Here's my thing: I have a tendency to take an idea, run with it as fast as I possibly can, and then dropping it like a bad habit anywhere from 24-48 hours after the obsession begins. Whether it's blogging, career possibilities, or working out, I go from 90 to nothin' pretty quickly.
I had determination to workout once. It began in early 2010 and lasted until about 2012. I'd go to the gym 5 times per week, count my calories. I got to my lowest weight and I still wanted to lose more. Looking back, I wish I could have just been happy at that weight instead of always striving to be thinner. This isn't going to turn into a story about an eating disorder; I just lost motivation and now I'm 15 pounds heavier than that lowest weight, and 5 pounds heavier than my usual fluctuation level.
This pisses me off to no end, and I'm done with it. Yeah, I have a full time job. Half of my job requires me to go to breakfasts and lunches and dinners where sometimes they have healthy options, and other times it's coconut shrimp galore. Because of all my before hours and after hours events, getting to the gym isn't nearly as easy as it used to be. In addition to which, I'm used to having a gym in my apartment complex or a 5 minute drive down the road.
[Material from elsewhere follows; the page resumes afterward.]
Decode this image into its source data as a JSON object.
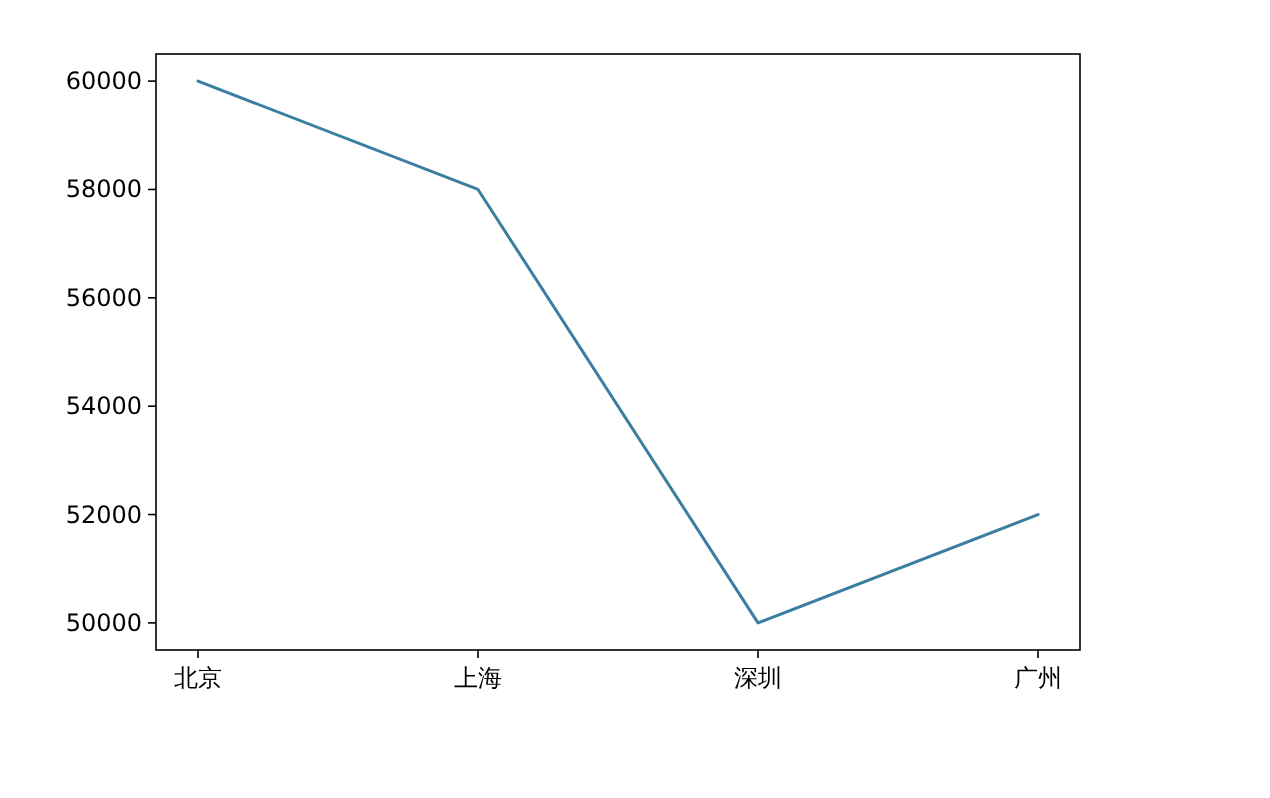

Now my gym is 5 miles away and takes about 15 minutes to get to on a good day. Motivation? I think not.
So what I'm saying is I'm hopping back on the fitness train. I'm not going to annoy the shit out of my Instagram followers with #fitlife posts or #progress. I'm just throwing away my excuses and taking it one step at a time. I'm giving myself one cheat day a week, and I will not go batshit crazy eating whatever I want on those days. I will plan my workouts ahead of time so I don't have an excuse for a half-ass workout. I'll force myself to go even when I don't want to, but I'll acknowledge my days that I really need rest. And for once, I'll feel 100% confident in a bikini. Summer 2014, I'm ready for ya (or I will be).